Heraclitus (fl. c.500 BC) was born in Ephesus, the second great Ionian city. He was a man of strong and independent philosophical spirit. Heraclitus wrote a single book, with the title On Nature, perhaps divided in three sections: cosmology, politics and theology. He dedicated and placed his book in the temple of Artemis.

The Obscure Philosopher

Heraclitus is characterized as the obscure philosopher, due to the insignificance of his language and the enigmatic aphorisms of his writings. It is noteworthy that his book was purposely written rather obscurely so that only those of rank and influence should have access to it, and it should not be easily despised by the populace. For this reason, when Socrates read his book said: the concepts I understand are great, but I believe that the concepts I cant understand are great too.
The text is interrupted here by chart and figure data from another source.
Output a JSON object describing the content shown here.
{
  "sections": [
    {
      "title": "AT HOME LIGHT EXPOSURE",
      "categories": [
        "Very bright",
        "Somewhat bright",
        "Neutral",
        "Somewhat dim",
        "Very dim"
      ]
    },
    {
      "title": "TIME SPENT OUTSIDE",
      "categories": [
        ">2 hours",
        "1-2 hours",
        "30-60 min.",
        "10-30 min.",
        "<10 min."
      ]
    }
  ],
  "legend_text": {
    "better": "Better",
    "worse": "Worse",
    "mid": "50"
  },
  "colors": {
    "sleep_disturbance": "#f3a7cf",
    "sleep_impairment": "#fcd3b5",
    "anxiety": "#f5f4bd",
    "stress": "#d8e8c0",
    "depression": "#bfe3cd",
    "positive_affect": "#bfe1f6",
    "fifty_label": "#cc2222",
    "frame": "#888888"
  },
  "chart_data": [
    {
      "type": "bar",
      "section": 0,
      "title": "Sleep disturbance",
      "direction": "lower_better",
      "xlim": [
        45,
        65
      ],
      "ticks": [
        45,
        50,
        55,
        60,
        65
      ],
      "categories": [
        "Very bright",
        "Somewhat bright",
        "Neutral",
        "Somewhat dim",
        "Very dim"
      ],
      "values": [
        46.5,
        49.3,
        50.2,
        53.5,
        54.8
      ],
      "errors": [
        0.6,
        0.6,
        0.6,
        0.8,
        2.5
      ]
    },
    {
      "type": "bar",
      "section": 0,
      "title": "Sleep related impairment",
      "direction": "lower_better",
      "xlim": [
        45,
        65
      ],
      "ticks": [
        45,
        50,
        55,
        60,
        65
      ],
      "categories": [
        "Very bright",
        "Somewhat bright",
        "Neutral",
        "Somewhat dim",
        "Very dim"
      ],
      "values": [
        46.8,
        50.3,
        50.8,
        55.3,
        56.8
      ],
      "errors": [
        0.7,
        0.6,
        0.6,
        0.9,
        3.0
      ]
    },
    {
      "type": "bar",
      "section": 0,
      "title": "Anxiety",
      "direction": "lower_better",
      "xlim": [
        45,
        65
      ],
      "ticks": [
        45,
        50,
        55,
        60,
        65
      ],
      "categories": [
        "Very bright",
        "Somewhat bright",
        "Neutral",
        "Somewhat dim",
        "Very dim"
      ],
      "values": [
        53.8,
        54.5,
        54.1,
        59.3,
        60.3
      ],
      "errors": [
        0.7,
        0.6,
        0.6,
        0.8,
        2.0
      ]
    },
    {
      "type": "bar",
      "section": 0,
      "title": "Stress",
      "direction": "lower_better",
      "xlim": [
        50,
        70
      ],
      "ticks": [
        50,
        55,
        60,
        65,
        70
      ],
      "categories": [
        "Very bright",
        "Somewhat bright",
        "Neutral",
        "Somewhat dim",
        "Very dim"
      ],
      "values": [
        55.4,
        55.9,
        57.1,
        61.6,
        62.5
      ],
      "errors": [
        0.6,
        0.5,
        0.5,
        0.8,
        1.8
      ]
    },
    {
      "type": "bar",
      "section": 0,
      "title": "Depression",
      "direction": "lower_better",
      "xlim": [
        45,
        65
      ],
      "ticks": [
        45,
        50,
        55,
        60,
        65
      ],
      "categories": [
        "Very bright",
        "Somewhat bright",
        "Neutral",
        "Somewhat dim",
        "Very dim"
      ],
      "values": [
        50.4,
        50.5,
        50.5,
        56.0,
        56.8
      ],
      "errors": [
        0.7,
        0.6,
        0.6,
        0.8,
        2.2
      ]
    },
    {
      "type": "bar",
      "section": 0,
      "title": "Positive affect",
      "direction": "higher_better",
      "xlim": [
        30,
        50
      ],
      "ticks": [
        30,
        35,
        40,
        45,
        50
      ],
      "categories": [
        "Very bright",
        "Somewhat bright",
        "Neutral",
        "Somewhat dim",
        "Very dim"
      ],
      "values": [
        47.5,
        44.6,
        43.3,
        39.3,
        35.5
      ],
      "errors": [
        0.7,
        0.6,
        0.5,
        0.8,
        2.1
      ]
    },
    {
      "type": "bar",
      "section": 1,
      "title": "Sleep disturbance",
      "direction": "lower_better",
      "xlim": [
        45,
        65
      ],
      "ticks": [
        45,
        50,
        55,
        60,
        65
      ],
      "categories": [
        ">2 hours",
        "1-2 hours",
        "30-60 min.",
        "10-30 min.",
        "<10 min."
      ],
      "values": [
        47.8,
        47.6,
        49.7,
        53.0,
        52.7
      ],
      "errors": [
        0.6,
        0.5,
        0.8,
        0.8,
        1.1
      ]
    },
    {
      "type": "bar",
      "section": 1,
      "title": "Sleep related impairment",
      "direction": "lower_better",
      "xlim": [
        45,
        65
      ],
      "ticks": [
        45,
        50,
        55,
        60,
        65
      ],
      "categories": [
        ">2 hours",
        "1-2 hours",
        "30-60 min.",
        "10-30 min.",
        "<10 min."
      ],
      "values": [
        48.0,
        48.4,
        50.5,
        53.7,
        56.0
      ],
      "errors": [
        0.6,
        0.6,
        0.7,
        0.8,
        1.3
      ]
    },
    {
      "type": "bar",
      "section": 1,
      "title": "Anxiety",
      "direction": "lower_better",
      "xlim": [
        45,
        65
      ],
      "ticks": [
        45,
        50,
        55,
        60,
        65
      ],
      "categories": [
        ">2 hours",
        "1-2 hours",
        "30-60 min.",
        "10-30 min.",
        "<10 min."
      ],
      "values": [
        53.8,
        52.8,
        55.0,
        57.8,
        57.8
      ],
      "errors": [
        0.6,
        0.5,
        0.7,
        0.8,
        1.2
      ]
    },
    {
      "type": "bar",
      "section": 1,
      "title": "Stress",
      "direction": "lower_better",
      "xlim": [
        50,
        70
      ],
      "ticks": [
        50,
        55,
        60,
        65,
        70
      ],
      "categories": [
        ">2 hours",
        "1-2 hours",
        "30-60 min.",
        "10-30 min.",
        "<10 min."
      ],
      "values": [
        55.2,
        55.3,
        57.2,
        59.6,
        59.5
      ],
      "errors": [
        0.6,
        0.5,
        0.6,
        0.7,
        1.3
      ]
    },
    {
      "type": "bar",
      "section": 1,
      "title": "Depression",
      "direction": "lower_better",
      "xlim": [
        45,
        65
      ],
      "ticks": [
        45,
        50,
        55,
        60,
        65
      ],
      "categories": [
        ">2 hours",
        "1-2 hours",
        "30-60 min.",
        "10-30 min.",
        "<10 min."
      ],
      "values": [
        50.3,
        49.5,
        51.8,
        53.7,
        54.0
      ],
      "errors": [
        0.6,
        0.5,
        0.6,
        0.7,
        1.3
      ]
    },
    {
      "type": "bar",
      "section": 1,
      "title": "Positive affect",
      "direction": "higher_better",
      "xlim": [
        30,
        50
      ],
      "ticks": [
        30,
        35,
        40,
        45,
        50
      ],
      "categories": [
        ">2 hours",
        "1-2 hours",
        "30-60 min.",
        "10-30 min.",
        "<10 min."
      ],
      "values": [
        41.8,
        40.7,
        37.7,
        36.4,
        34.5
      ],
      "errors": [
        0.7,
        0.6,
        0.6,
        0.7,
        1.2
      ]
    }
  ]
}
However, the reader needs to be an excellent swimmer like those from Dilos, so not to be drown from his book.

Fire and Logos

Like the Milesian philosophers, Heraclitus focused on the material origins of the world. Moreover, he inspired the internal hidden rhythm of nature which moves and regulates things, namely, the logos. Heraclitus accepted only one material source of natural substances, fire (pyr). Fire is the manifestation of logos which creates an infinite and uncorrupted world, without beginning or end in time. In turn fire changes or transforms to water and earth.

Eternal Change

Heraclitus is the philosopher of the eternal change. His well known statement is that ‘everything flows’. He expresses this notion of eternal change and mobility in terms of the continuous flow of the river which always renews itself. Heraclitus’ view of cosmos is that of continuous conflict between species. He converts this world into various shapes as a harmony of the opposites. The composition of opposites sustains everything in nature. Good and evil, just and unjust are simply opposite sides of the same single thing.